With those numbers Z-ordered so that higher-numbered windows are closer to the camera.

Please bear in mind that this WM is going to be improved on.

And also, surely in order to use the GPU's to their full extent, we must implement drivers for the specific chipset? something that people very rarely have in hobbyos's.

Right now my design is so:

WM is a driver loaded by the kernel, that gets passed information about the video card (LFB, modes etc) via a structure (which i fill in my bootstrap).

Applications send a "redraw" message to the WM when something is changed on the window. This is implemented in the API, and as such is built into every program.

The WM is a high priority task, and is woken when a redraw event from an active task (non-active tasks messages are sent when they are woken), it then redraws only the changed area, and goes to sleep again.

The active window is drawn directly into the LFB. This is so it can be moved easily: the windows data is memcpy'd into the LFB, and the area it was before, is memcpy'd from that area in the double buffer. The active window is the only window allowed to move position, as i am not allowing non-focused windows to be resized or moved in my API (unless someone has a reason why this would be needed).

When a window is selected, the mouse (or keyboard) driver sends a message to the WM telling them which window now has focus, and this window becomes the "active window".

there is much example code around for screen drivers but you
need to interface it with your code.I will use only a vga driver
which supports multiple 4bit and 8bit modes for the beginning.

you know 8 bit can only support 256 colours? and a max resolution of (iirc) 320x400 (or something silly).

and as for the existing code, i plan to port OpenGL once i have a stable WM (and have fixed my heap problems). From OpenGL a lot of routes are open, including SDL (with games such as Doom, Quake I and II, and applications such as mp3 players etc).

I thought about porting an early version of X, but if im honest, i would prefer to implement my own WM, where the only restriction is getting OpenGL to work with it.

Crazed123 wrote: At this point in graphics technology we shouldn't be sending bitmaps at all to the graphics driver unless absolutely necessary (like textures and icons), because at least right now graphics computation is extremely cheap compared to relatively expensive memory space.

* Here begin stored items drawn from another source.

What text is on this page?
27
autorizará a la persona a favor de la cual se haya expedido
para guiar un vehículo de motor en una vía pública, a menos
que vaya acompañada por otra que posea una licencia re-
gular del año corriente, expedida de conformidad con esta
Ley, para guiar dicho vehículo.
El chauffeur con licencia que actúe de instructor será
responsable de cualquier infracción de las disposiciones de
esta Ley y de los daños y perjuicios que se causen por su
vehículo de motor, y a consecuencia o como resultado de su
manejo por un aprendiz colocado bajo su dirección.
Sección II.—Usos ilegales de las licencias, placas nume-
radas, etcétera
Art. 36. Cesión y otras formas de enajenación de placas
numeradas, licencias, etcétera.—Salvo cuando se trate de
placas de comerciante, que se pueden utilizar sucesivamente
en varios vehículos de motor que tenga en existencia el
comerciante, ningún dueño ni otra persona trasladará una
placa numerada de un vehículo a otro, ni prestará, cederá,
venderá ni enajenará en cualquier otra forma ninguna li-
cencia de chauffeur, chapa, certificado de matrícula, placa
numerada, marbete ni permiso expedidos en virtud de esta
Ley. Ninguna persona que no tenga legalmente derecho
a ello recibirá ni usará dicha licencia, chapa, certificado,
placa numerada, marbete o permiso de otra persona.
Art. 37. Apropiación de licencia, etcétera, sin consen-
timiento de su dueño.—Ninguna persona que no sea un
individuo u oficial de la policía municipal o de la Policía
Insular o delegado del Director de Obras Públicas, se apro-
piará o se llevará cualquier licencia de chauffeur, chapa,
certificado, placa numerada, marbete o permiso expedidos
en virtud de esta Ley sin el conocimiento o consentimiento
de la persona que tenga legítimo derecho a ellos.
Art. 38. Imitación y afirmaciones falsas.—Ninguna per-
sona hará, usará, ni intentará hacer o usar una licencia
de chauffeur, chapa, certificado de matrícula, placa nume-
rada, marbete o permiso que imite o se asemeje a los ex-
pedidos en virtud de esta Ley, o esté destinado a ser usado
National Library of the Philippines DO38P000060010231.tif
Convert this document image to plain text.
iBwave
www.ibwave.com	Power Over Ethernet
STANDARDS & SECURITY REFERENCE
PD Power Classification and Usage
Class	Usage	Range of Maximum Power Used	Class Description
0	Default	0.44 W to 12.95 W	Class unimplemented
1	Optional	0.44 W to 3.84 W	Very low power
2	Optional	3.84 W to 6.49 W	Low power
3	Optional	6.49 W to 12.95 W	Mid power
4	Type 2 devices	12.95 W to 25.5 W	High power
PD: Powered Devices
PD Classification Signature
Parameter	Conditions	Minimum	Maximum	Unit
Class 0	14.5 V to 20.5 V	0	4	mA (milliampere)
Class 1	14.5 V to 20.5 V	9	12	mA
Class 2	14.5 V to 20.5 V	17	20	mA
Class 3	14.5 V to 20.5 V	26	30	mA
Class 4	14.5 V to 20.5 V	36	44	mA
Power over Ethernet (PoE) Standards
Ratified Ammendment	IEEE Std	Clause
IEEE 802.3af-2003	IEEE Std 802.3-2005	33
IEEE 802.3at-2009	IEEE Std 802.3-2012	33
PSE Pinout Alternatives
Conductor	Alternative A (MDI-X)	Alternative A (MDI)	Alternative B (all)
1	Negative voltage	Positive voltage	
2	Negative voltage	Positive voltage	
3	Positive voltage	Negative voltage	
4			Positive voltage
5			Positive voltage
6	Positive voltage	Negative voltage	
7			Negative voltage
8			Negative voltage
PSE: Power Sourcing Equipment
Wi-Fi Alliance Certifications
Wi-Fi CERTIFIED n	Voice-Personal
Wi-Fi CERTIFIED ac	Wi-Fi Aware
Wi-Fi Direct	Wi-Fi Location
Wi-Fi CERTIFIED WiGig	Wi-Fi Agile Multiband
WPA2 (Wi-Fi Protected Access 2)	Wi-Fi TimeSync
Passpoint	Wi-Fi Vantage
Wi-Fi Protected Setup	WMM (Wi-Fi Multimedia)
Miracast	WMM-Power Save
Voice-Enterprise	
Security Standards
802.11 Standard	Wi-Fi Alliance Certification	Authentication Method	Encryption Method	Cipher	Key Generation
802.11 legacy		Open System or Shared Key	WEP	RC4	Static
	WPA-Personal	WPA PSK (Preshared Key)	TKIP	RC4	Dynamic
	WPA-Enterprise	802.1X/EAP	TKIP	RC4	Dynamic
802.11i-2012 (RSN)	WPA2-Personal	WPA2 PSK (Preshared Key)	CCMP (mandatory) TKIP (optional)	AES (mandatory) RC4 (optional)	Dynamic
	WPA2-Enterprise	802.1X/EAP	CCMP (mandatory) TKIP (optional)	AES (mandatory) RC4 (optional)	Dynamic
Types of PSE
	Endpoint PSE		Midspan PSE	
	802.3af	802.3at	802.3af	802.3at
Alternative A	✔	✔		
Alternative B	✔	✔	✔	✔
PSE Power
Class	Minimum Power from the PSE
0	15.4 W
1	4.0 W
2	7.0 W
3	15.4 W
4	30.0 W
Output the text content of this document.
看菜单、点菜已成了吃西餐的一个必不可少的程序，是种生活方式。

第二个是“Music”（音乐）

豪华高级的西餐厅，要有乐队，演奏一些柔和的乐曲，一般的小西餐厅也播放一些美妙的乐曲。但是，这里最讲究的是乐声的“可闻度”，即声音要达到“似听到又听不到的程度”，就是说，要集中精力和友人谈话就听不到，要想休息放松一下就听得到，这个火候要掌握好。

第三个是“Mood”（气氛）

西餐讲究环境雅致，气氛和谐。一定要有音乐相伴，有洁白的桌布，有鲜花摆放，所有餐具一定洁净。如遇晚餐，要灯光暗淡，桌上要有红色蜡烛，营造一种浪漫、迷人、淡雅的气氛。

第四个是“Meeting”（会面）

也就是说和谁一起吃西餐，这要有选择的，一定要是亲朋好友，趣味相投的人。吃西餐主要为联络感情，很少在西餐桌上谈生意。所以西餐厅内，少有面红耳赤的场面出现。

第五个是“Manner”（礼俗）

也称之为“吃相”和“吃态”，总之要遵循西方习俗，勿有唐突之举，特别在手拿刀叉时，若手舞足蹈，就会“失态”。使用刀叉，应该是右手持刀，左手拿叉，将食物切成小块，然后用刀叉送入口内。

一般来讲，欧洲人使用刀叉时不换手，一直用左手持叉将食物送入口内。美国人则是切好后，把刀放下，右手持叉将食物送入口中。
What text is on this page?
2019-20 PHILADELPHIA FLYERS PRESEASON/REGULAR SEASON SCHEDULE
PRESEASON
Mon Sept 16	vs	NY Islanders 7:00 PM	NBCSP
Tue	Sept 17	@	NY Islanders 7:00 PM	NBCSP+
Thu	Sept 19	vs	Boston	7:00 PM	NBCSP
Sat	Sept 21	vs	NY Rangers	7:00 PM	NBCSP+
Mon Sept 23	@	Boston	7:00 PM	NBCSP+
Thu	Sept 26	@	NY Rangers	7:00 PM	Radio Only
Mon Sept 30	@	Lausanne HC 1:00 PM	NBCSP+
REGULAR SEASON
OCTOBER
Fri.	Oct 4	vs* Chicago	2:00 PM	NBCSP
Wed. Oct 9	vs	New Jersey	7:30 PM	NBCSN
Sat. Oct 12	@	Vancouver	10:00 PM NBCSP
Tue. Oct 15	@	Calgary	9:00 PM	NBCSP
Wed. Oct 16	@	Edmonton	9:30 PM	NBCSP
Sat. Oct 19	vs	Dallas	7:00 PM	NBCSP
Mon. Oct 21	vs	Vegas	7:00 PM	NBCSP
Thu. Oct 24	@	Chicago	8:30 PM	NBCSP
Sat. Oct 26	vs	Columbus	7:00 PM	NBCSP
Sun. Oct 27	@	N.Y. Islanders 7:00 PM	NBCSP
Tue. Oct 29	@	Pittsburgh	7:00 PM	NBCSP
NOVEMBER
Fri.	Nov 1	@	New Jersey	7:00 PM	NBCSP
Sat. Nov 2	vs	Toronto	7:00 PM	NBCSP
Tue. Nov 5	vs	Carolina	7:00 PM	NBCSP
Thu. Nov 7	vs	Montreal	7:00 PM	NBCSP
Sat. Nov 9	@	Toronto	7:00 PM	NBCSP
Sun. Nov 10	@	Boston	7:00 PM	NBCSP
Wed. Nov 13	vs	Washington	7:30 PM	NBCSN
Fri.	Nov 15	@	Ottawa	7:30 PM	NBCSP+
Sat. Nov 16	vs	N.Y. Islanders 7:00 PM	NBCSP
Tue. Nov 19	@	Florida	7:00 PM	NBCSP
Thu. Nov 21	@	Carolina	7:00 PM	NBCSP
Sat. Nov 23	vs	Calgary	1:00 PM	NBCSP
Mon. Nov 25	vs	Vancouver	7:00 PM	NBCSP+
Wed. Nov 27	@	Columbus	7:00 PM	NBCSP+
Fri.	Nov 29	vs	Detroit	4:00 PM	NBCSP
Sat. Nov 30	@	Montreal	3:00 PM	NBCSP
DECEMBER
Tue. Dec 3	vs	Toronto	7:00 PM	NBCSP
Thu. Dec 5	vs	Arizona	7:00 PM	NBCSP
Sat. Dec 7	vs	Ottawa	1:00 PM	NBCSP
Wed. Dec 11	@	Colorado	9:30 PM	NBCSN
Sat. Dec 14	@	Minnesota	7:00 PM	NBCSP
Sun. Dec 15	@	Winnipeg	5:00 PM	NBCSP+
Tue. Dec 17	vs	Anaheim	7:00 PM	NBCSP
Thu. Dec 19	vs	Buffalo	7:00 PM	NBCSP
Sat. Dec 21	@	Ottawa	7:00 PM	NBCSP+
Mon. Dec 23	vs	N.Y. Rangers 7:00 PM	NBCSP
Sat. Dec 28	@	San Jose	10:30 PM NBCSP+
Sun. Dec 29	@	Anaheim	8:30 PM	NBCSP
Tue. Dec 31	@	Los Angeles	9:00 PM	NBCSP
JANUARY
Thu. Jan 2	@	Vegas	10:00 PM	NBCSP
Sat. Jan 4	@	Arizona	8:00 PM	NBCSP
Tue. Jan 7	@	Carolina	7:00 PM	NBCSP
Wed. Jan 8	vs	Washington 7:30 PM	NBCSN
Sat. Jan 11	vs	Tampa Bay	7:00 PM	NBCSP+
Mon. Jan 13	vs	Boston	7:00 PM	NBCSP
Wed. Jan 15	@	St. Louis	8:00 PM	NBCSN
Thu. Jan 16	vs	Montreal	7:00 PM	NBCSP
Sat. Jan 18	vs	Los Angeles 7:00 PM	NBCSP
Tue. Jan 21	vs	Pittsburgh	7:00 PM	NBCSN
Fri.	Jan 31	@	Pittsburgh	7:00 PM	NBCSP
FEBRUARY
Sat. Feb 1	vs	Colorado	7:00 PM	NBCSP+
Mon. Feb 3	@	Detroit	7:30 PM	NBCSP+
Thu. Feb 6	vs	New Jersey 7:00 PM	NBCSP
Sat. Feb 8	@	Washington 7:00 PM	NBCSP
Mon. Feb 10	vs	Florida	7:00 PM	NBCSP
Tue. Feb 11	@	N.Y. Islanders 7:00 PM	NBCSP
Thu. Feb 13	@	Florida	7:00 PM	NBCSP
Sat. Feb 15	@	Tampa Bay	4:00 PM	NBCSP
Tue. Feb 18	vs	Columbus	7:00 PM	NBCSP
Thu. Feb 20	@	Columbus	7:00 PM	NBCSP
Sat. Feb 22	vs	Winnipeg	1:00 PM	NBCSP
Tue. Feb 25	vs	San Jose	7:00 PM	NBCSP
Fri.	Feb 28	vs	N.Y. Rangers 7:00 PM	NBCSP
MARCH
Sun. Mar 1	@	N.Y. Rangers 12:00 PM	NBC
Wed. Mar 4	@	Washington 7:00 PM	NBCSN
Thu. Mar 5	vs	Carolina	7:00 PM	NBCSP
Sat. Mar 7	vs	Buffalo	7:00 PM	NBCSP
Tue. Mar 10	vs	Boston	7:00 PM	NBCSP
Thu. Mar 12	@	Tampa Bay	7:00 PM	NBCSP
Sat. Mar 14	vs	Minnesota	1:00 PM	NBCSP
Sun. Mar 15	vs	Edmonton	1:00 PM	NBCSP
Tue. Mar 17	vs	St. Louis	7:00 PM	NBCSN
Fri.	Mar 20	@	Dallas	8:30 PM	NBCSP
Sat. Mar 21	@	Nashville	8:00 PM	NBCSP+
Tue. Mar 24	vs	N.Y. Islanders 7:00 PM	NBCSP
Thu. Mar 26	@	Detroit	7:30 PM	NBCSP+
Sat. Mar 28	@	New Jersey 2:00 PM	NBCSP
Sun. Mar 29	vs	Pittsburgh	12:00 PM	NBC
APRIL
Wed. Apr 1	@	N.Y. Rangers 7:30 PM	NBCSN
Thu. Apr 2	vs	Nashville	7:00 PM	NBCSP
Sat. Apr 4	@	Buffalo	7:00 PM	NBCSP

Does the hardware usually provide a spline fitter primitive? And is it typical to use that technique for drawing fonts? If not, then I'd think that almost anyone would also have to draw every glyph of "text" to the screen as bitmaps, too. Which means half the screen is always bitmaps.

IIRC splines are rendered as lines...

One observation not already made (if I read correctly) is that when using 3D acceleration, each window must have its own buffer in order to do all those nice things like the OS X 'zoom out' function, Vista's preview task bar, Compiz' wobbling windows etc. etc. Having a backbuffer for each window is surely the way to go (even if you do not plan on 3D acceleration very soon). All these 'update only the affected rectangle' stuff, come on, that's Windows 3.0 we're talking about. I mean, go ahead if you like, but don't claim it's the best way to do it.


JAL

With 3D hardware support those buffers are in video memory, so it's fast. With system memory - bad idea. That's what I was trying to say. Go with buffers if you plan on using 3d hardware. And I think it is also possible to use VESA VBE to access offscreen video memory. Never tried it myself.

zaleschiemilgabriel wrote:With 3D hardware support those buffers are in video memory, so it's fast. With system memory - bad idea.

Ouch. I see. Knowing the way hardware gets designed, that sounds all too likely. However, that kinda means that it's best to use both methods -- if it's possible that they can be abstracted far enough to look the same to an app.